Washington - The 11 million undocumented immigrants in the United States don't vote, but they have children, siblings or cousins that do, and Hillary Clinton is courting their support.
The Democratic presidential candidate has singled out immigration as a key campaign issue in her bid for the White House in 2016.
She is looking to set herself apart from her Republican rivals on the matter, and has even said she wants to go further than President Barack Obama to secure legal status, and citizenship, for millions of undocumented immigrants, most of which are Hispanic.
The move is a strategic one: securing the Hispanic vote could be what Clinton -- or any candidate -- needs to become president in the next election.
In 2012, the Hispanics made up 10 percent of the vote, compared to only two percent in 1976.
In recent elections, they have shown an increasing preference for the Democratic Party.

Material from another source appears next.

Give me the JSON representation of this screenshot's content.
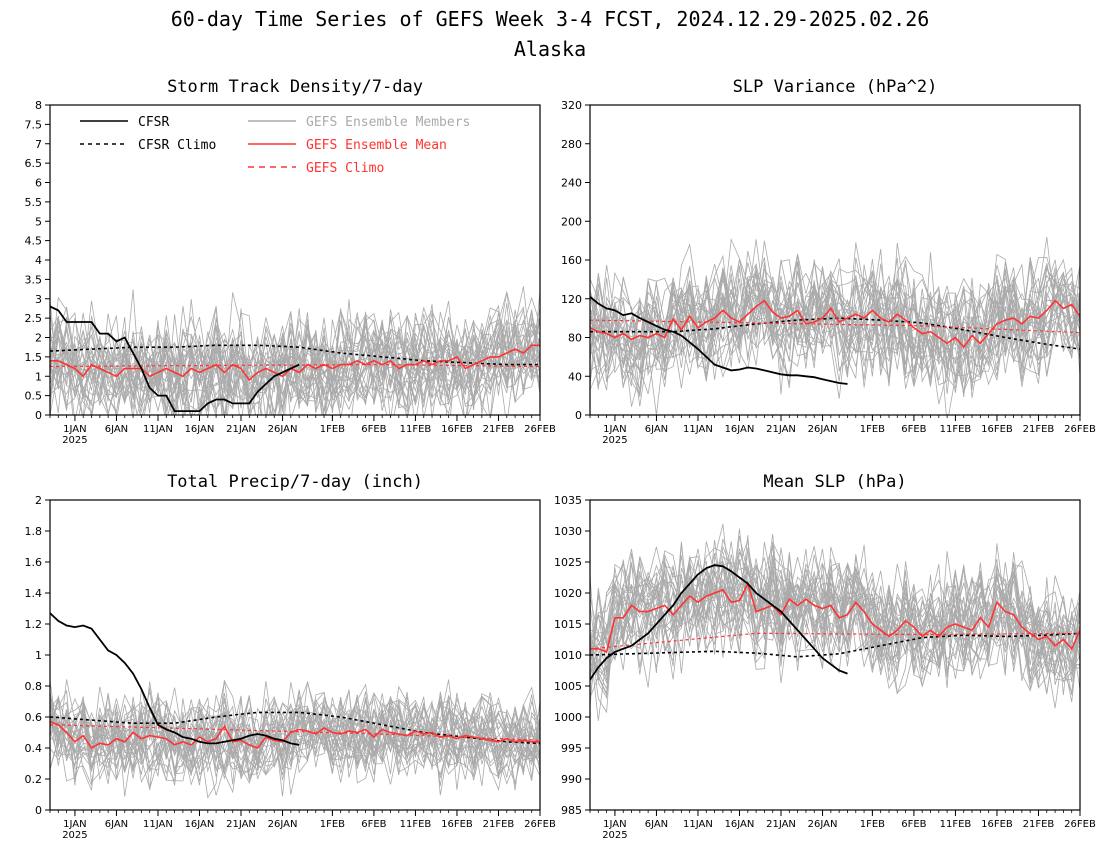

Obama won the 2012 race with 82 percent of the minority vote, including 71% of the Hispanic vote.
Sitting with a group of undocumented students this week in Nevada, Clinton made her stance clear, calling on Congress to adopt comprehensive immigration reform and create a path to citizenship for the youths and millions of others like them.
She promised to do more than Obama, who used executive action last November to bypass Congress and approve measures to protect about four million undocumented foreigners from deportation. Clinton said she was ready to use executive action to shield many more.
Republicans immediately zeroed in on this to attack Clinton as a hyper-partisan Democrat.
"She is running even further to the left than Barack Obama," Whit Ayres, Republican pollster and adviser to conservative presidential hopeful Marco Rubio, told AFP.
"Executive actions on immigration are exactly the wrong way to solve a broken immigration system. If anything we need more bipartisan approaches to addressing a broken system, not declarations of unilateral action," said Ayres.